La comparaison avec la Guadeloupe, qui a conservé deux collectivités distinctes — le Conseil régional et le Conseil départemental — permet d’évaluer concrètement le résultat obtenu.
Le constat
Les données disponibles font apparaître environ :
4 500 agents à la CTM ;
contre environ 3 600 à 3 700 agents pour la Région et le Département de Guadeloupe réunis.
La Martinique compte donc environ 800 à 900 agents de plus que la Guadeloupe, alors que la population martiniquaise est inférieure à celle de la Guadeloupe.

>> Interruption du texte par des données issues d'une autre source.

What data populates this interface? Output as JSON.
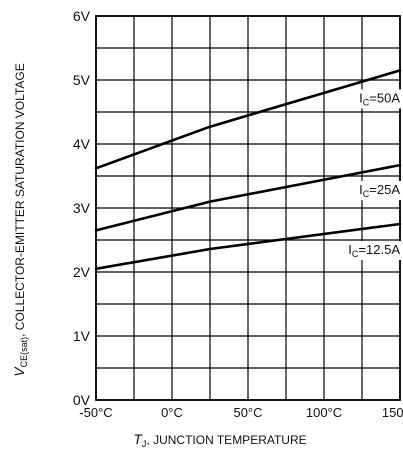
{
  "chart_data": {
    "type": "line",
    "title": "",
    "xlabel": "Tj, JUNCTION TEMPERATURE",
    "xlabel_symbol": "T",
    "xlabel_subscript": "J",
    "xlabel_text": ", JUNCTION TEMPERATURE",
    "ylabel": "VCE(sat), COLLECTOR-EMITTER SATURATION VOLTAGE",
    "ylabel_symbol": "V",
    "ylabel_subscript": "CE(sat)",
    "ylabel_text": ", COLLECTOR-EMITTER SATURATION VOLTAGE",
    "xlim": [
      -50,
      150
    ],
    "ylim": [
      0,
      6
    ],
    "grid": true,
    "grid_x_step": 25,
    "grid_y_step": 0.5,
    "x_ticks": [
      {
        "value": -50,
        "label": "-50°C"
      },
      {
        "value": 0,
        "label": "0°C"
      },
      {
        "value": 50,
        "label": "50°C"
      },
      {
        "value": 100,
        "label": "100°C"
      },
      {
        "value": 150,
        "label": "150°C"
      }
    ],
    "y_ticks": [
      {
        "value": 0,
        "label": "0V"
      },
      {
        "value": 1,
        "label": "1V"
      },
      {
        "value": 2,
        "label": "2V"
      },
      {
        "value": 3,
        "label": "3V"
      },
      {
        "value": 4,
        "label": "4V"
      },
      {
        "value": 5,
        "label": "5V"
      },
      {
        "value": 6,
        "label": "6V"
      }
    ],
    "series": [
      {
        "label_main": "I",
        "label_sub": "C",
        "label_rest": "=50A",
        "x": [
          -50,
          25,
          150
        ],
        "y": [
          3.62,
          4.27,
          5.15
        ],
        "label_anchor": {
          "x": 150,
          "y": 4.65
        }
      },
      {
        "label_main": "I",
        "label_sub": "C",
        "label_rest": "=25A",
        "x": [
          -50,
          25,
          150
        ],
        "y": [
          2.65,
          3.1,
          3.67
        ],
        "label_anchor": {
          "x": 150,
          "y": 3.22
        }
      },
      {
        "label_main": "I",
        "label_sub": "C",
        "label_rest": "=12.5A",
        "x": [
          -50,
          25,
          150
        ],
        "y": [
          2.05,
          2.36,
          2.75
        ],
        "label_anchor": {
          "x": 150,
          "y": 2.28
        }
      }
    ]
  }
}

Rapporté à la population, l’écart est encore plus significatif :
Martinique – CTM : environ 12,5 agents pour 1 000 habitants ;
Guadeloupe – Région + Département : environ 9,5 agents pour 1 000 habitants.
La CTM compte ainsi environ un tiers de personnel de plus par habitant que les deux collectivités guadeloupéennes réunies.
Un résultat contraire à l’objectif initial de la réforme
La création de la collectivité unique devait logiquement permettre de supprimer les doublons administratifs résultant de la coexistence de deux assemblées et de deux administrations.